La Parole divine va prendre vie dans notre terreau bien humain pour le féconder en œuvre divine par quelques mots qui vont transporter une pensée qui les dépasse infiniment. Voilà le mystère du Verbe incarné. Les mots humains de Jésus sont Paroles vivantes. Ils sont d’une simplicité déconcertante bien qu’ils aient une portée nous transportant au-delà du possible envisagé. « Lève-toi », « Je te pardonne », « Ta foi t’a sauvé ». Y a-t-il mots plus terre-à-terre ? Y a-t-il mots plus libérants ? Rien que des mots banals que Joseph a enseignés à Jésus. Rien que des mots que Jésus a harmonisés avec son cœur pétri d’amour, des mots exprimant son amour. Celui qui cherche en Jésus des mots extraordinaires ne trouvera que des mots ordinaires, bien banals, quoique transportant l’esprit d’Amour de Dieu. C’est en cela qu’ils sont extraordinaires. Seul un esprit simple, humble, se laissera transporter, aimer, sauver.

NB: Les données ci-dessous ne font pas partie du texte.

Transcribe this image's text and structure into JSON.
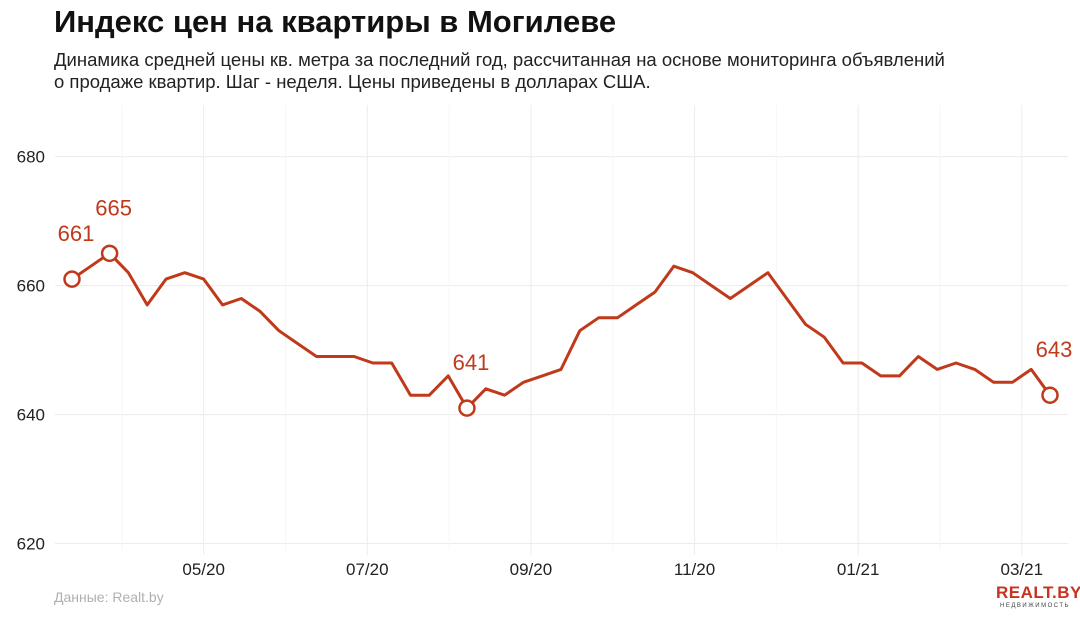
{
  "title": "Индекс цен на квартиры в Могилеве",
  "subtitle": "Динамика средней цены кв. метра за последний год, рассчитанная на основе мониторинга объявлений о продаже квартир. Шаг - неделя. Цены приведены в долларах США.",
  "source": "Данные: Realt.by",
  "logo": {
    "main": "REALT.BY",
    "sub": "НЕДВИЖИМОСТЬ"
  },
  "chart_data": {
    "type": "line",
    "title": "Индекс цен на квартиры в Могилеве",
    "xlabel": "",
    "ylabel": "",
    "series_color": "#c0391b",
    "y_ticks": [
      620,
      640,
      660,
      680
    ],
    "x_tick_labels": [
      "05/20",
      "07/20",
      "09/20",
      "11/20",
      "01/21",
      "03/21"
    ],
    "ylim": [
      619,
      688
    ],
    "values": [
      661,
      663,
      665,
      662,
      657,
      661,
      662,
      661,
      657,
      658,
      656,
      653,
      651,
      649,
      649,
      649,
      648,
      648,
      643,
      643,
      646,
      641,
      644,
      643,
      645,
      646,
      647,
      653,
      655,
      655,
      657,
      659,
      663,
      662,
      660,
      658,
      660,
      662,
      658,
      654,
      652,
      648,
      648,
      646,
      646,
      649,
      647,
      648,
      647,
      645,
      645,
      647,
      643
    ],
    "annotations": [
      {
        "index": 0,
        "label": "661"
      },
      {
        "index": 2,
        "label": "665"
      },
      {
        "index": 21,
        "label": "641"
      },
      {
        "index": 52,
        "label": "643"
      }
    ],
    "grid": true
  }
}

Me suis-je laissé pétrir par des mots humains véhiculant le salut divin ? Je l’espère. En tout état de cause, je rencontre des alter ego de Saint Joseph tous les jours de ma vie. Des gens que je croise chaque jour qui me disent des mots que j’entends souvent pour la première fois, des mots étranges qui font sens pour eux mais qui ne sont souvent qu’un son étranger pour moi. Il me faut les apprivoiser, les accueillir, me réjouir de leur trouver une signification, me réjouir encore plus de leur trouver le « bon » sens. Le processus d’assimilation est long, patient, parfois pénible, mais surtout jubilatoire lorsque par extraordinaire, je sais les utiliser pour dire le cœur d’amour de Dieu. Ou même lorsqu’à mon insu ils provoquent une rencontre divine. La patience et l’espérance sont les vertus cardinales des témoins du Christ, parce que le Christ lui-même en a fait preuve continuellement.